JG: It reflects that she is abstract in a lot of ways. In her mind and in her thinking. She’s imaginative and artistic. Her stuff is very funky and colorful. So she wears things in social settings that may not be appropriate to some people, however, she does it confidently and she’s so fly with it that it — all at the same time, especially with her particular personality. I also think the clothes go well with the musical stylization of the show as well. There are so many different styles that they use. Hattie’s shirts do odes back to Whitney Houston, Anita Baker, Patti LaBelle, so you definitely hear that in the composition.
SS: How closely have you worked with Lena? What was your approach to the character? It can be daunting to play a character based on someone who is alive.
JG: Yeah! You know, it could be, but Lena was gracious enough to give me the autonomy to really make the character who I wanted. I hit her up and was like “If you wanna get up. And I can study you?” And she was like, “Do your thing, make this character yours. I know you can do it. I know you’re going to do a great job.” So that was great to get that approval off-hand to really look at the script and see what I feel. I was down to do the whole Jamie Foxx type thing. I do your walk, I do your talk, I do your stance, and she was like “Don’t even worry about that.”
SS: Lena gave you the space to make the character your own, was there anybody or any character you looked to when shaping Hattie, aside from Lena?
JG: My personality and nuances are definitely [there] … little quirky things. My stepdad is very funny, very loud. He is somebody that I definitely looked to. In terms of going into the character… I love the show Martin and there were times I really wanted to create a character like Martin.. that you want to watch and do [even though] he gets on your nerves. And he is rude, and he is loud, and he gets on your nerves, but he be telling the truth. But funny! Women don’t get to [do that] without being painted as aggressive. Hattie has that balance of sweet, but so blunt. I hope that people will receive her like how I received Martin. Sometimes Martin just ain’t shit, but he’s so funny, so it don’t matter.
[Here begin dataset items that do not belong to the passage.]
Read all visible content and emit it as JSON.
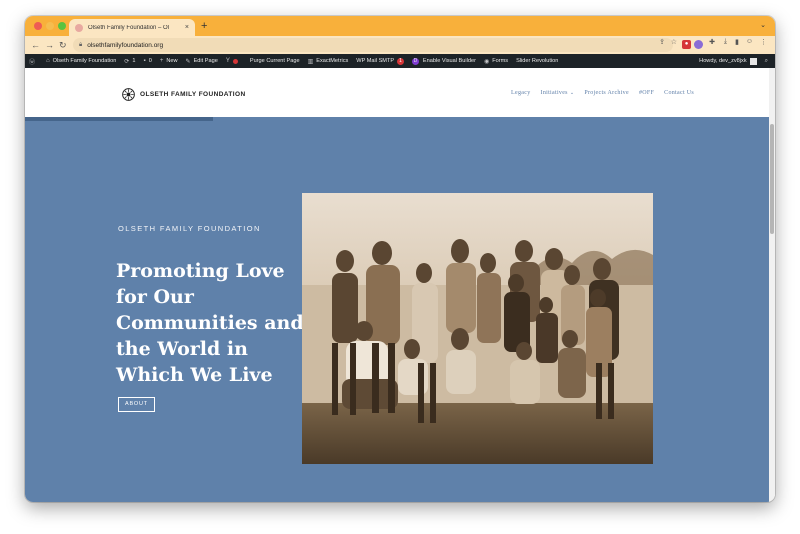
{
  "browser": {
    "tab_title": "Olseth Family Foundation – Ol",
    "tab_close": "×",
    "new_tab": "+",
    "tab_menu": "⌄",
    "url": "olsethfamilyfoundation.org",
    "tab_color": "#f8b03b"
  },
  "adminbar": {
    "site_name": "Olseth Family Foundation",
    "updates_count": "1",
    "comments_count": "0",
    "new_label": "New",
    "edit_label": "Edit Page",
    "purge_label": "Purge Current Page",
    "exactmetrics_label": "ExactMetrics",
    "wpmail_label": "WP Mail SMTP",
    "wpmail_badge": "1",
    "visual_builder_label": "Enable Visual Builder",
    "forms_label": "Forms",
    "slider_label": "Slider Revolution",
    "howdy": "Howdy, dev_zv8jxk"
  },
  "site": {
    "logo_text": "OLSETH FAMILY FOUNDATION",
    "nav": [
      {
        "label": "Legacy"
      },
      {
        "label": "Initiatives"
      },
      {
        "label": "Projects Archive"
      },
      {
        "label": "#OFF"
      },
      {
        "label": "Contact Us"
      }
    ],
    "nav_caret": "⌄"
  },
  "hero": {
    "kicker": "OLSETH FAMILY FOUNDATION",
    "heading": "Promoting Love for Our Communities and the World in Which We Live",
    "button": "ABOUT",
    "background": "#5f81aa"
  }
}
SS: How do you hope this show will speak to audiences?
JG: I hope that people really take in this character. Ive already seen ppl say, “I wish Hattie was my friend. Or Hattie’s me, but not gay.” Yeah, in terms of like, acceptance of people, it’s deeper than sexuality. It’s about what this persons intentions are, what their personality is like, are they negative or positive, are they developing, how are they adding to your life? That’s what people need to invest in more — And, just minding your business! Living your life to the fullest. You know what I’m saying. Keeping your eyes in your lane. Live for yourself, I hope is one of the deeper messages they take from it. But also, just laugh.
SS: TWENTIES reminds me of, not that they’re the same, but the show Insecure. Have you come across any comparisons to any shows?
JG: The show has been compared to several. I think we as a culture, especially Black culture, I hope we get to the place where that’s not the case and just like white shows, we are allowed to have multiple shows of ensembles of Black women trying to figure life out and it’s not a big deal. When you dive deeper into the stylization of the show and you can see the differentiation between them. I think that, the black experience, in a lot of regards, is the same for a lot of people. Just like talking about the white experience, we talk about the Black experience, I’m sure there are times the storylines look like they align, but we need to be given the space to create in the same regard.
But I get it. The shows we are compared to, I absolutely love them. I just think that there are some differences, but at the same time, shoot, if we can have the same success as these shows… if we’re in the same conversation as Insecure, Girlfriends, Living Single, then please I will be more than happy. These shows are iconic. Would love to be grouped in with these shows, but given the space to be different.